Decirte «te amo», ¿cuántas veces lo haces al día? Hacerlo es importante porque cuando uno se ama a sí mismo se siente más satisfecho y completo para vivir cada día y darse bienestar. Date aceptación, reconocimiento, ternura y amor con este ejercicio de meditación.

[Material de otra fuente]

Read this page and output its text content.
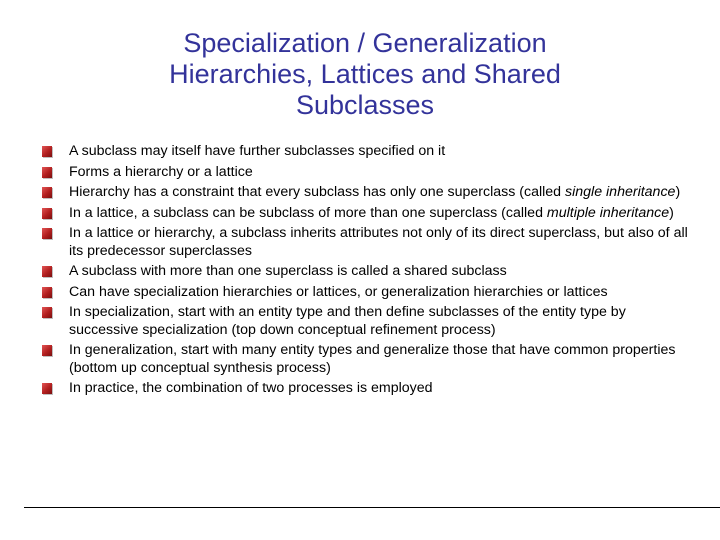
Specialization / Generalization
Hierarchies, Lattices and Shared
Subclasses
A subclass may itself have further subclasses specified on it
Forms a hierarchy or a lattice
Hierarchy has a constraint that every subclass has only one superclass (called single inheritance)
In a lattice, a subclass can be subclass of more than one superclass (called multiple inheritance)
In a lattice or hierarchy, a subclass inherits attributes not only of its direct superclass, but also of all its predecessor superclasses
A subclass with more than one superclass is called a shared subclass
Can have specialization hierarchies or lattices, or generalization hierarchies or lattices
In specialization, start with an entity type and then define subclasses of the entity type by successive specialization (top down conceptual refinement process)
In generalization, start with many entity types and generalize those that have common properties (bottom up conceptual synthesis process)
In practice, the combination of two processes is employed
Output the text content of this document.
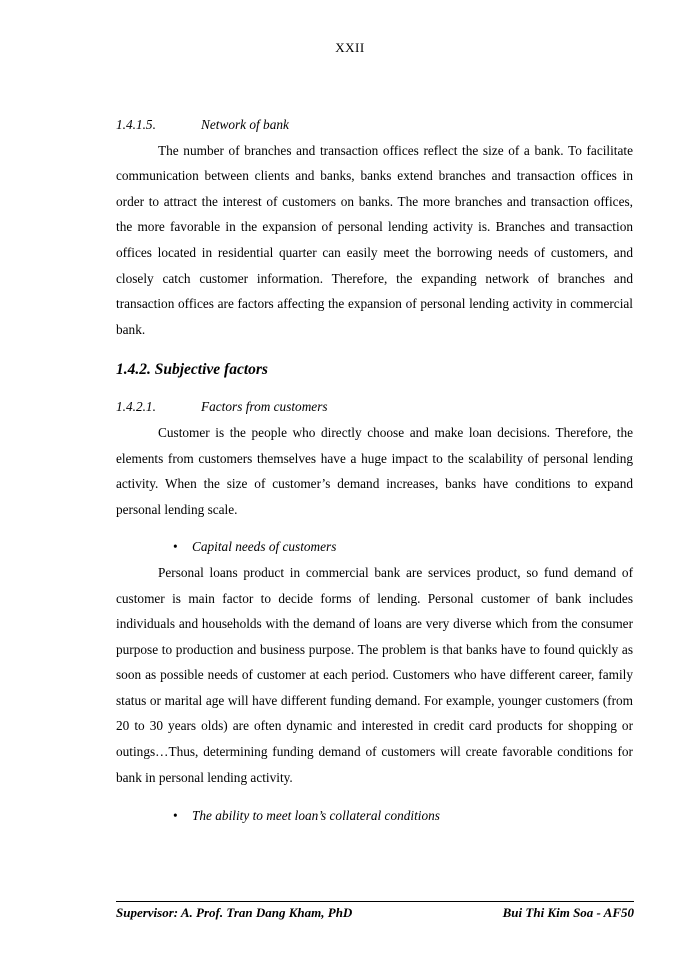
XXII
1.4.1.5.	Network of bank

The number of branches and transaction offices reflect the size of a bank. To facilitate communication between clients and banks, banks extend branches and transaction offices in order to attract the interest of customers on banks. The more branches and transaction offices, the more favorable in the expansion of personal lending activity is. Branches and transaction offices located in residential quarter can easily meet the borrowing needs of customers, and closely catch customer information. Therefore, the expanding network of branches and transaction offices are factors affecting the expansion of personal lending activity in commercial bank.

1.4.2. Subjective factors
1.4.2.1.	Factors from customers

Customer is the people who directly choose and make loan decisions. Therefore, the elements from customers themselves have a huge impact to the scalability of personal lending activity. When the size of customer’s demand increases, banks have conditions to expand personal lending scale.

• Capital needs of customers

Personal loans product in commercial bank are services product, so fund demand of customer is main factor to decide forms of lending. Personal customer of bank includes individuals and households with the demand of loans are very diverse which from the consumer purpose to production and business purpose. The problem is that banks have to found quickly as soon as possible needs of customer at each period. Customers who have different career, family status or marital age will have different funding demand. For example, younger customers (from 20 to 30 years olds) are often dynamic and interested in credit card products for shopping or outings…Thus, determining funding demand of customers will create favorable conditions for bank in personal lending activity.

• The ability to meet loan’s collateral conditions
Supervisor: A. Prof. Tran Dang Kham, PhD	Bui Thi Kim Soa - AF50
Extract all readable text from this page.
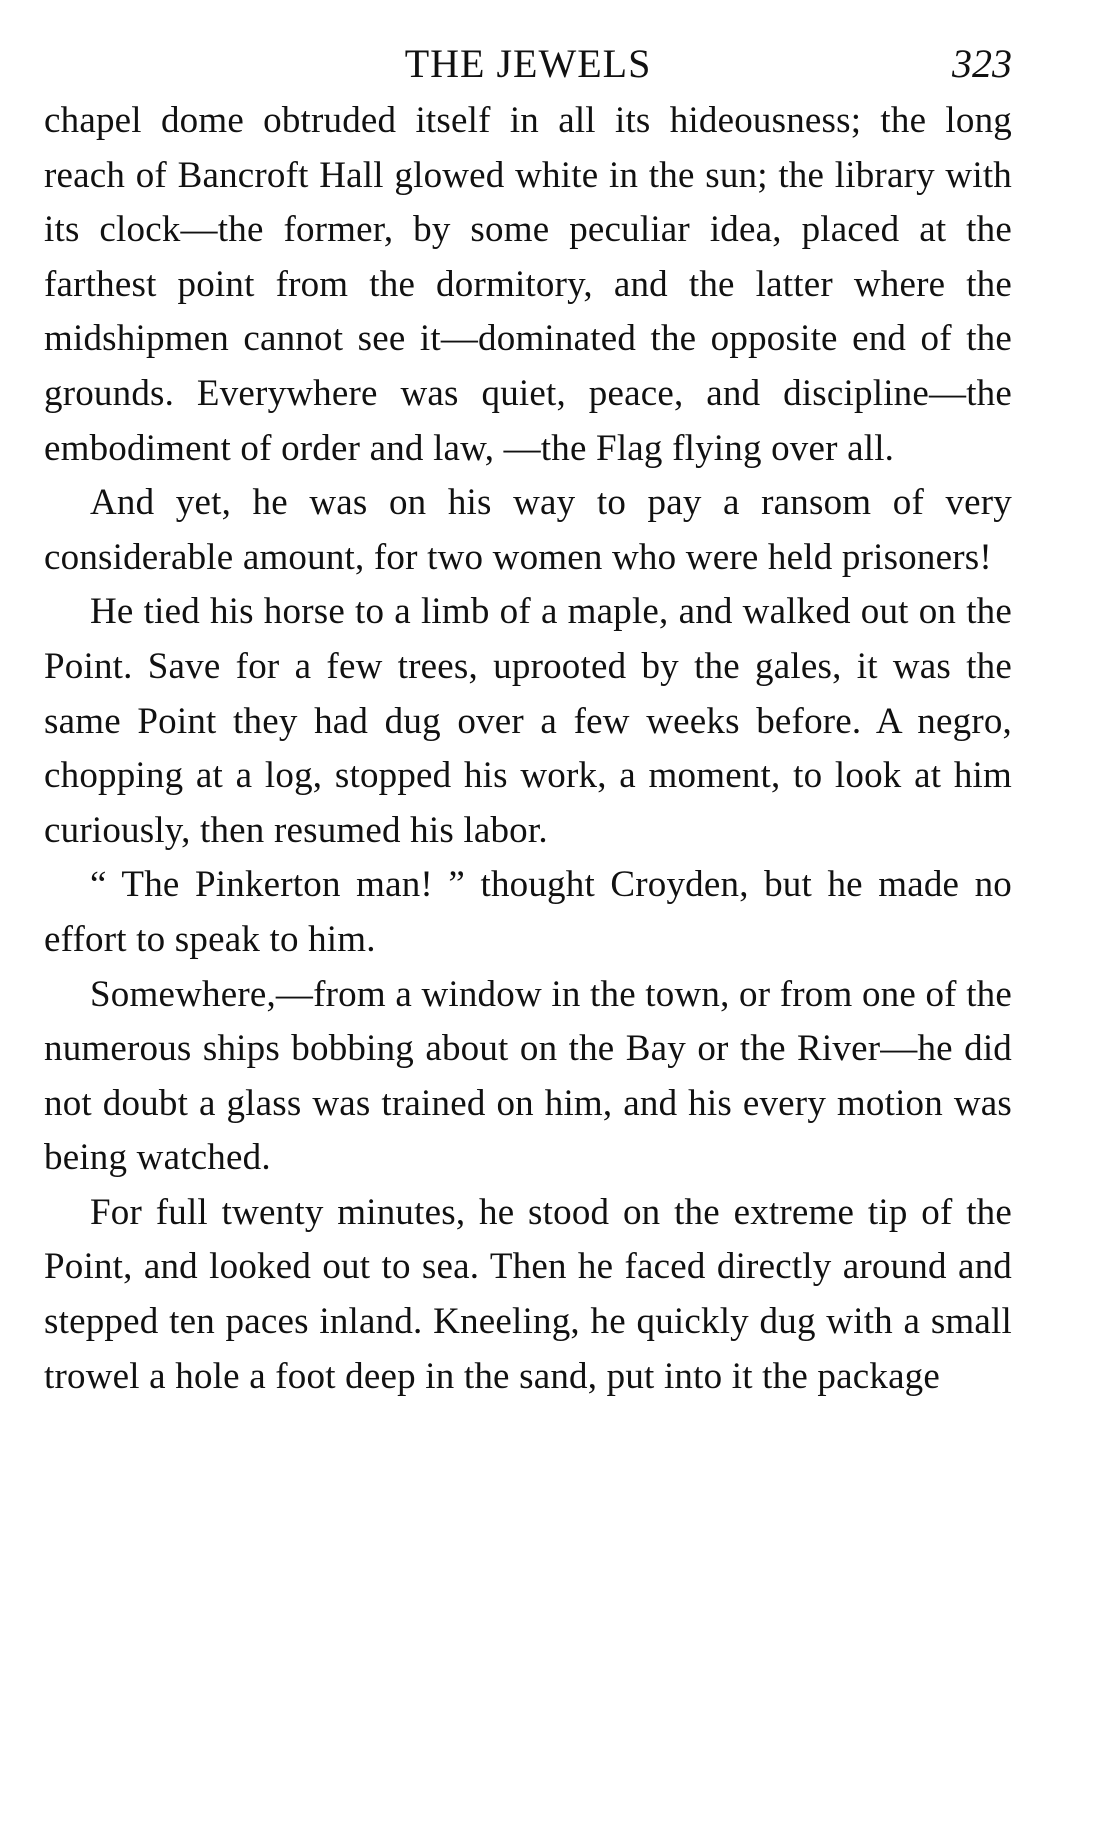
THE JEWELS	323

chapel dome obtruded itself in all its hideousness; the long reach of Bancroft Hall glowed white in the sun; the library with its clock—the former, by some peculiar idea, placed at the farthest point from the dormitory, and the latter where the midshipmen cannot see it—dominated the opposite end of the grounds. Everywhere was quiet, peace, and discipline—the embodiment of order and law, —the Flag flying over all.

And yet, he was on his way to pay a ransom of very considerable amount, for two women who were held prisoners!

He tied his horse to a limb of a maple, and walked out on the Point. Save for a few trees, uprooted by the gales, it was the same Point they had dug over a few weeks before. A negro, chopping at a log, stopped his work, a moment, to look at him curiously, then resumed his labor.

“ The Pinkerton man! ” thought Croyden, but he made no effort to speak to him.

Somewhere,—from a window in the town, or from one of the numerous ships bobbing about on the Bay or the River—he did not doubt a glass was trained on him, and his every motion was being watched.

For full twenty minutes, he stood on the extreme tip of the Point, and looked out to sea. Then he faced directly around and stepped ten paces inland. Kneeling, he quickly dug with a small trowel a hole a foot deep in the sand, put into it the package
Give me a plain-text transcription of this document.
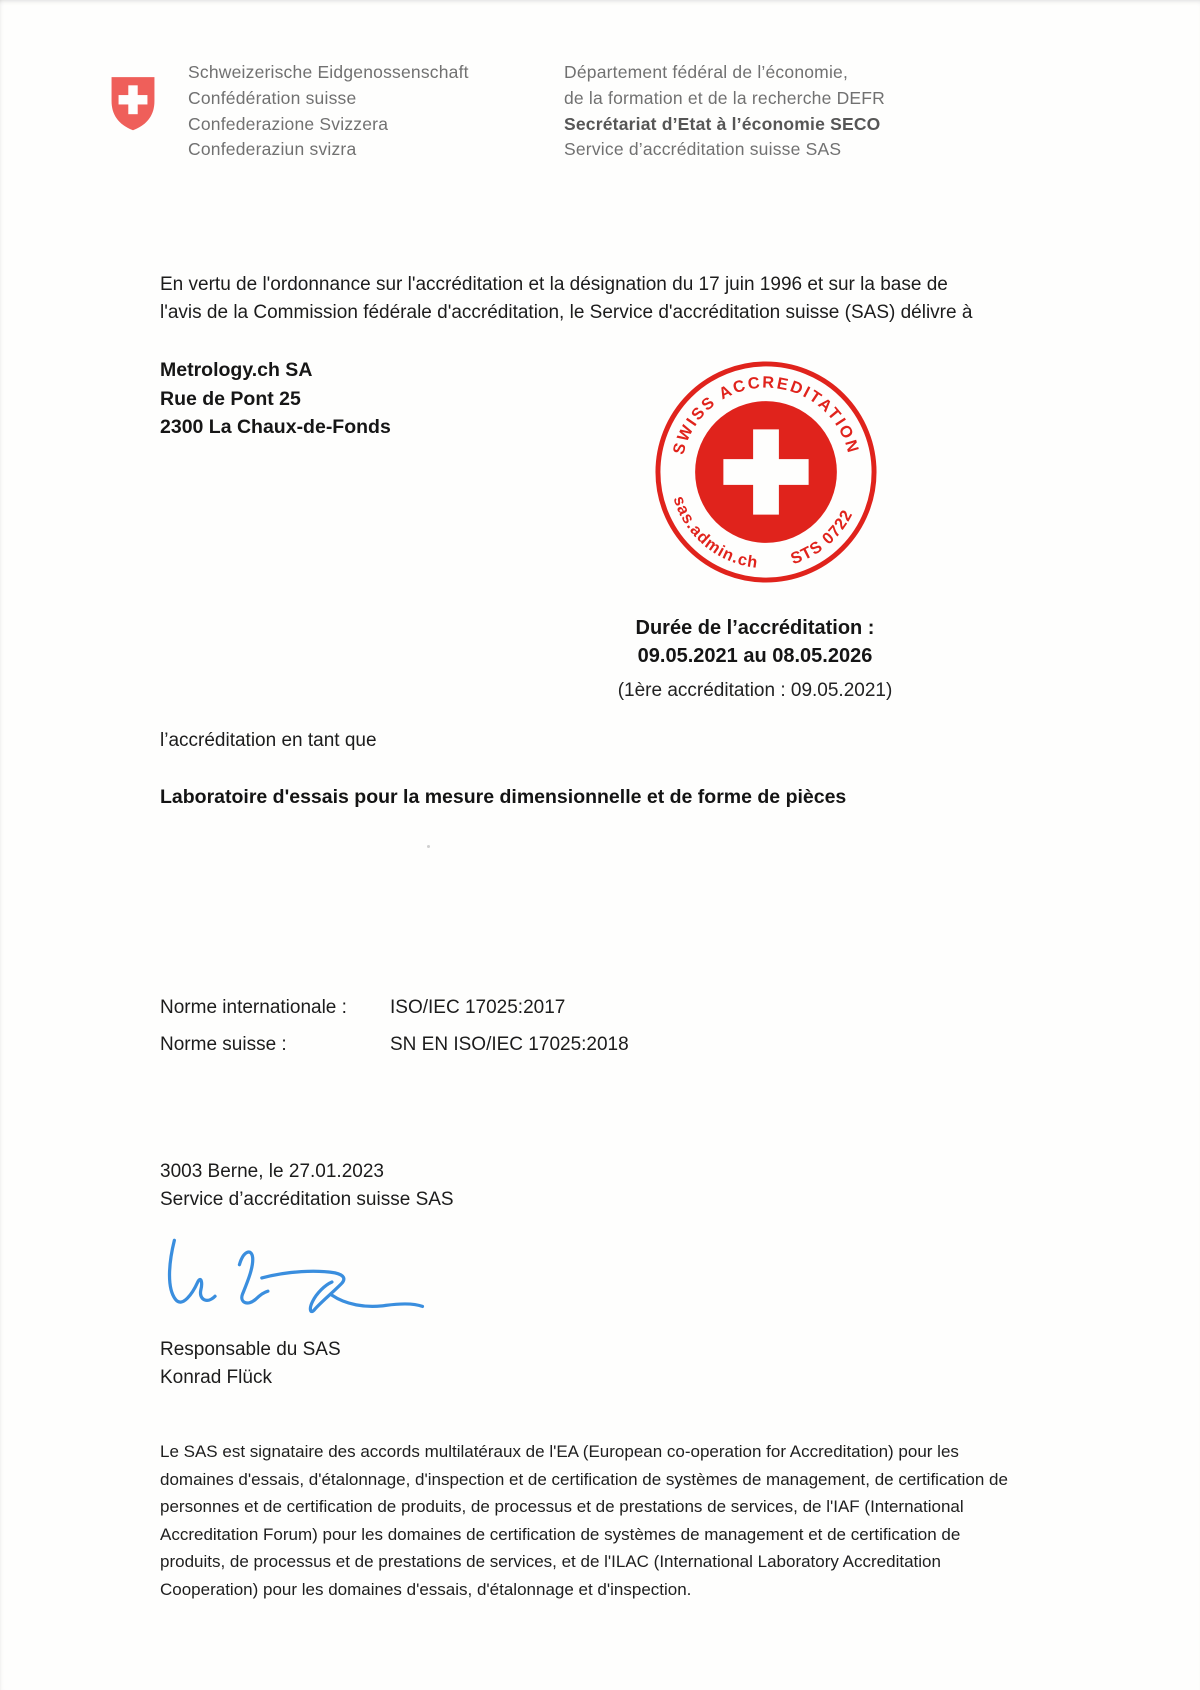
Schweizerische Eidgenossenschaft
Confédération suisse
Confederazione Svizzera
Confederaziun svizra
Département fédéral de l’économie,
de la formation et de la recherche DEFR
Secrétariat d’Etat à l’économie SECO
Service d’accréditation suisse SAS

En vertu de l'ordonnance sur l'accréditation et la désignation du 17 juin 1996 et sur la base de l'avis de la Commission fédérale d'accréditation, le Service d'accréditation suisse (SAS) délivre à

Metrology.ch SA
Rue de Pont 25
2300 La Chaux-de-Fonds
SWISS ACCREDITATION
sas.admin.ch STS 0722
Durée de l’accréditation :
09.05.2021 au 08.05.2026
(1ère accréditation : 09.05.2021)
l’accréditation en tant que
Laboratoire d'essais pour la mesure dimensionnelle et de forme de pièces
Norme internationale :	ISO/IEC 17025:2017
Norme suisse :	SN EN ISO/IEC 17025:2018
3003 Berne, le 27.01.2023
Service d’accréditation suisse SAS
Responsable du SAS
Konrad Flück

Le SAS est signataire des accords multilatéraux de l'EA (European co-operation for Accreditation) pour les domaines d'essais, d'étalonnage, d'inspection et de certification de systèmes de management, de certification de personnes et de certification de produits, de processus et de prestations de services, de l'IAF (International Accreditation Forum) pour les domaines de certification de systèmes de management et de certification de produits, de processus et de prestations de services, et de l'ILAC (International Laboratory Accreditation Cooperation) pour les domaines d'essais, d'étalonnage et d'inspection.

Sentirte bien contigo misma te hará un ejemplo aún mejor para tu hijo. ¿Lista?

Para decirte «te amo»

  1. Procura realizar este ejercio sola, sin distracciones.
  2. Prepara el espacio con un aroma de tu gusto, puedes hacer este ejercicio después del baño, es importante que estés relajada.
  3. Acuéstate boca arriba, coloca tu mano derecha en el corazón y la izquierda en el plexo solar.
  4. Inhala y exhala profundamente en cuatro tiempos; enfoca tu respiración por unos minutos.
  5. Comienza a decirte «te amo, te amo, te amo», por unos minutos.
  6. Pregúntale a tu corazón qué color necesita para sanarse y hazlo entrar por tu coronilla, jalándolo desde el cielo hasta tu corazón y llenándolo de ese color.
  7. Inhala y exhala, abre tus ojos lentamente y observa cómo te sientes.

Meditación extraída de libro de Karina Velasco, Del punto A al punto G.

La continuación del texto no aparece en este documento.